A comienzos de los noventa desaparece la cátedra de Historia (que tenía un fuerte énfasis en el estudio de la historia de Colombia). La coyuntura no es accidental, pues basta con recordar que este periodo es conocido como la apertura, que en términos concretos fue la eliminación de políticas cuyo fin era la protección de la industria nacional. Para el Gobierno, este nuevo modelo económico buscaba integrar las empresas nacionales con el mercado global. Era el momento de salir al mundo y, de ser posible, conquistarlo. Eran los años de la globalización.
Ante esta coyuntura, resultaba anacrónico insistir en una asignatura que, como el modelo económico anterior, estaba de espaldas al mundo. Además, era problemática, ya que los profesores de historia terminaban enseñando desde su posición política. Se llegó a pensar que una de las causas de la guerra y de su persistencia, estaba vinculada al radicalismo con el que se dictaban estas clases; sobra decir que la clase desapareció y que la guerra se ha incrementado a niveles que solo podrían compararse con la indiferencia que produce esta misma en la sociedad.
El nuevo modelo de asignatura proponía que los estudiantes aprendieran de manera transversal antropología, ciencia política, sociología, historia, geografía y que, de modo simultáneo, se abordaran temas de Colombia, América, Europa, Asia, África, conflictos medioambientales y competencias ciudadanas.
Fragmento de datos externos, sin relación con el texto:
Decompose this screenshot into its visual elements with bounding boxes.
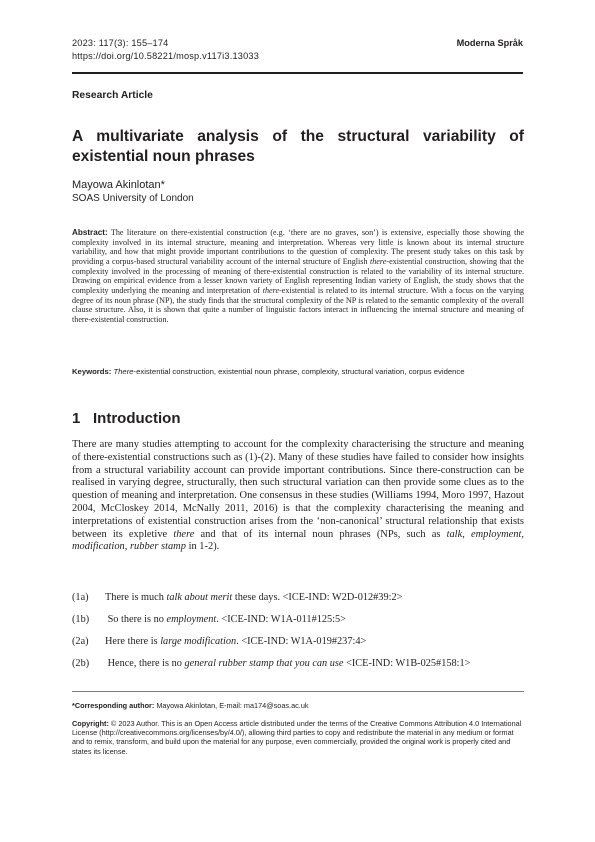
keywords-label: Keywords: — [72, 367, 112, 376]
keywords-italic: There — [113, 367, 134, 376]
example-text: Here there is — [105, 636, 161, 647]
abstract — [72, 228, 524, 325]
example-italic: talk about merit — [166, 592, 233, 603]
intro-italic-2: talk, employment, modification, rubber stamp — [72, 528, 525, 553]
footnote-divider — [72, 691, 524, 692]
example-number: (1b) — [72, 614, 90, 625]
abstract-label: Abstract: — [72, 228, 108, 237]
author-name: Mayowa Akinlotan* — [72, 179, 165, 191]
header-doi-link[interactable]: https://doi.org/10.58221/mosp.v117i3.13033 — [72, 51, 260, 61]
intro-italic-1: there — [173, 528, 195, 540]
header-citation: 2023: 117(3): 155–174 — [72, 38, 169, 48]
header-journal-name: Moderna Språk — [456, 38, 523, 48]
example-source: . <ICE-IND: W1A-019#237:4> — [236, 636, 367, 647]
author-affiliation: SOAS University of London — [72, 193, 194, 204]
example-text: So there is no — [105, 614, 167, 625]
example-source: . <ICE-IND: W1A-011#125:5> — [216, 614, 346, 625]
example-number: (1a) — [72, 592, 89, 603]
abstract-italic-2: there — [262, 285, 280, 295]
example-italic: large modification — [160, 636, 237, 647]
intro-text-2: and that of its internal noun phrases (NPs, such as — [194, 528, 447, 540]
article-title: A multivariate analysis of the structural variability of existential noun phrases — [72, 128, 524, 165]
section-title: Introduction — [93, 410, 181, 427]
example-italic: general rubber stamp that you can use — [184, 658, 344, 669]
intro-text-1: There are many studies attempting to account for the complexity characterising the structure and meaning of there-existential constructions such as (1)-(2). Many of these studies have failed to consider how insights from a structural variability account can provide important contributions. Since there-construction can be realised in varying degree, structurally, then such structural variation can then provide some clues as to the question of meaning and interpretation. One consensus in these studies (Williams 1994, Moro 1997, Hazout 2004, McCloskey 2014, McNally 2011, 2016) is that the complexity characterising the meaning and interpretations of existential construction arises from the ‘non-canonical’ structural relationship that exists between its expletive — [72, 439, 524, 540]
copyright-note — [72, 719, 524, 756]
intro-paragraph — [72, 439, 524, 554]
example-1b — [72, 614, 346, 625]
example-number: (2a) — [72, 636, 89, 647]
example-source: these days. <ICE-IND: W2D-012#39:2> — [232, 592, 403, 603]
corresponding-author-text: Mayowa Akinlotan, E-mail: ma174@soas.ac.uk — [154, 701, 309, 710]
example-2a — [72, 636, 366, 647]
example-number: (2b) — [72, 658, 90, 669]
corresponding-author-note — [72, 701, 309, 710]
corresponding-author-label: *Corresponding author: — [72, 701, 155, 710]
copyright-text: © 2023 Author. This is an Open Access article distributed under the terms of the Creative Commons Attribution 4.0 International License (http://creativecommons.org/licenses/by/4.0/), allowing third parties to copy and redistribute the material in any medium or format and to remix, transform, and build upon the material for any purpose, even commercially, provided the original work is properly cited and states its license. — [72, 719, 522, 756]
example-source: <ICE-IND: W1B-025#158:1> — [343, 658, 471, 669]
article-type: Research Article — [72, 90, 153, 101]
abstract-italic-1: there — [369, 256, 387, 266]
keywords-text: -existential construction, existential noun phrase, complexity, structural variation, corpus evidence — [133, 367, 465, 376]
abstract-text-3: -existential is related to its internal structure. With a focus on the varying degree of its noun phrase (NP), the study finds that the structural complexity of the NP is related to the semantic complexity of the overall clause structure. Also, it is shown that quite a number of linguistic factors interact in influencing the internal structure and meaning of there-existential construction. — [72, 285, 524, 324]
abstract-text-1: The literature on there-existential construction (e.g. ‘there are no graves, son’) is extensive, especially those showing the complexity involved in its internal structure, meaning and interpretation. Whereas very little is known about its internal structure variability, and how that might provide important contributions to the question of complexity. The present study takes on this task by providing a corpus-based structural variability account of the internal structure of English — [72, 228, 524, 266]
example-text: There is much — [105, 592, 167, 603]
example-1a — [72, 592, 402, 603]
header-divider — [72, 72, 523, 74]
abstract-text-2: -existential construction, showing that the complexity involved in the processing of meaning of there-existential construction is related to the variability of its internal structure. Drawing on empirical evidence from a lesser known variety of English representing Indian variety of English, the study shows that the complexity underlying the meaning and interpretation of — [72, 256, 524, 295]
copyright-label: Copyright: — [72, 719, 109, 728]
intro-text-3: in 1-2). — [185, 541, 220, 553]
section-number: 1 — [72, 410, 81, 427]
example-2b — [72, 658, 470, 669]
example-italic: employment — [166, 614, 217, 625]
keywords — [72, 367, 524, 377]
example-text: Hence, there is no — [105, 658, 185, 669]
section-heading — [72, 410, 180, 427]
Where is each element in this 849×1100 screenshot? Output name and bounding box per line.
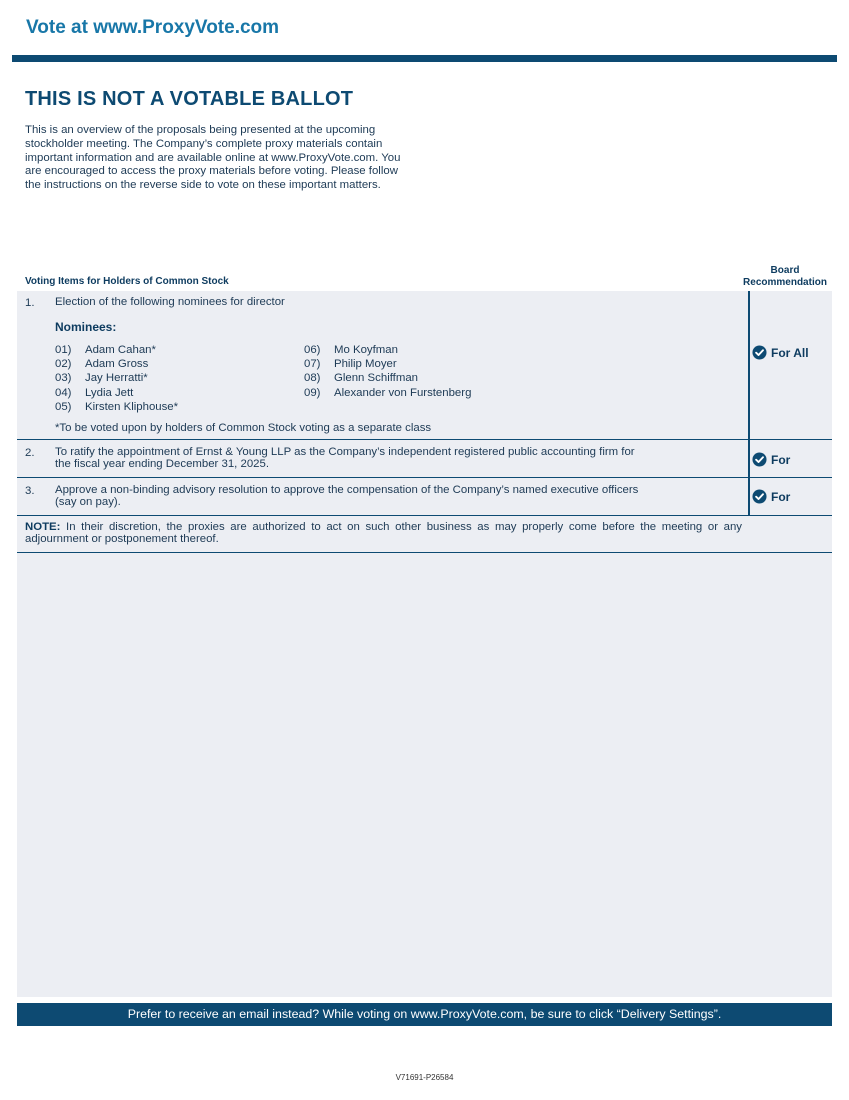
divider (17, 477, 832, 478)
item2-recommendation-label: For (771, 452, 791, 467)
nominee: 07) Philip Moyer (304, 358, 397, 371)
board-rec-line1: Board (770, 265, 800, 276)
item3-number: 3. (25, 485, 35, 497)
divider (17, 552, 832, 553)
nominees-left-column (55, 343, 178, 414)
divider (17, 515, 832, 516)
note (25, 522, 742, 545)
item1-number: 1. (25, 297, 35, 309)
header-title: Vote at www.ProxyVote.com (26, 17, 280, 38)
ballot-heading: THIS IS NOT A VOTABLE BALLOT (25, 88, 354, 110)
nominee: 09) Alexander von Furstenberg (304, 386, 472, 399)
section-label: Voting Items for Holders of Common Stock (25, 276, 229, 287)
item1-text: Election of the following nominees for director (55, 296, 285, 308)
item2-text-line1: To ratify the appointment of Ernst & Young LLP as the Company’s independent registered public accounting firm for (55, 446, 635, 458)
nominee: 02) Adam Gross (55, 358, 149, 371)
check-circle-icon (752, 452, 767, 467)
check-circle-icon (752, 345, 767, 360)
item3-text (55, 485, 638, 508)
nominee: 03) Jay Herratti* (55, 372, 148, 385)
item1-recommendation (752, 345, 809, 360)
nominee: 06) Mo Koyfman (304, 344, 398, 356)
note-label: NOTE: (25, 521, 61, 533)
board-recommendation-header (733, 265, 837, 289)
item2-number: 2. (25, 447, 35, 459)
divider (17, 439, 832, 440)
item3-text-line2: (say on pay). (55, 495, 121, 508)
check-circle-icon (752, 489, 767, 504)
item3-recommendation-label: For (771, 489, 791, 504)
delivery-settings-banner: Prefer to receive an email instead? While voting on www.ProxyVote.com, be sure to click “Delivery Settings”. (17, 1003, 832, 1026)
board-rec-line2: Recommendation (743, 277, 827, 288)
item1-footnote: *To be voted upon by holders of Common Stock voting as a separate class (55, 422, 432, 434)
header-rule (12, 55, 837, 62)
nominees-label: Nominees: (55, 320, 117, 334)
item2-text-line2: the fiscal year ending December 31, 2025. (55, 457, 270, 470)
nominee: 08) Glenn Schiffman (304, 372, 419, 385)
item1-recommendation-label: For All (771, 345, 809, 360)
document-code: V71691-P26584 (395, 1073, 454, 1082)
item2-text (55, 447, 635, 470)
nominee: 04) Lydia Jett (55, 386, 134, 399)
note-text: In their discretion, the proxies are authorized to act on such other business as may properly come before the meeting or any adjournment or postponement thereof. (25, 521, 742, 545)
item3-text-line1: Approve a non-binding advisory resolution to approve the compensation of the Company’s named executive officers (55, 484, 639, 496)
nominee: 05) Kirsten Kliphouse* (55, 400, 179, 413)
nominee: 01) Adam Cahan* (55, 344, 156, 356)
nominees-right-column (304, 343, 471, 400)
item3-recommendation (752, 489, 790, 504)
recommendation-divider (748, 291, 750, 515)
intro-paragraph: This is an overview of the proposals being presented at the upcoming stockholder meeting. The Company’s complete proxy materials contain important information and are available online at www.ProxyVote.com. You are encouraged to access the proxy materials before voting. Please follow the instructions on the reverse side to vote on these important matters. (25, 124, 401, 192)
item2-recommendation (752, 452, 790, 467)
Todo en un mismo curso. Basta con abrir un libro de Ciencias Sociales para ver en físico el resultado de este experimento: poca profundidad y articulación entre los temas. Los textos se centran principalmente en diseñar materiales atractivos, descuidando el rigor académico.
El problema no se resuelve con hacer una cátedra de historia de Colombia que se quede, de manera excesiva, en la Batalla de Boyacá y en los pormenores de la disputa entre Santander y Bolívar. El debate por esta asignatura debe centrarse en la capacidad de reconocimiento de sí mismo que esta le genere al estudiante como ciudadano y como sujeto social para ser propositivo con su entorno inmediato. Urge que en esta asignatura se dimensione el impacto que ha tenido el conflicto armado en la población civil; que abandone la mirada bucólica del campo y tenga, como lo propone el Alto Comisionado de Paz, Sergio Jaramillo, un enfoque territorial. Es decir, que la historia nacional también pueda contarse desde las regiones más apartadas del país. Porque antes de buscar la paz a través de la educación, primero se debe saber dónde ocurre la guerra.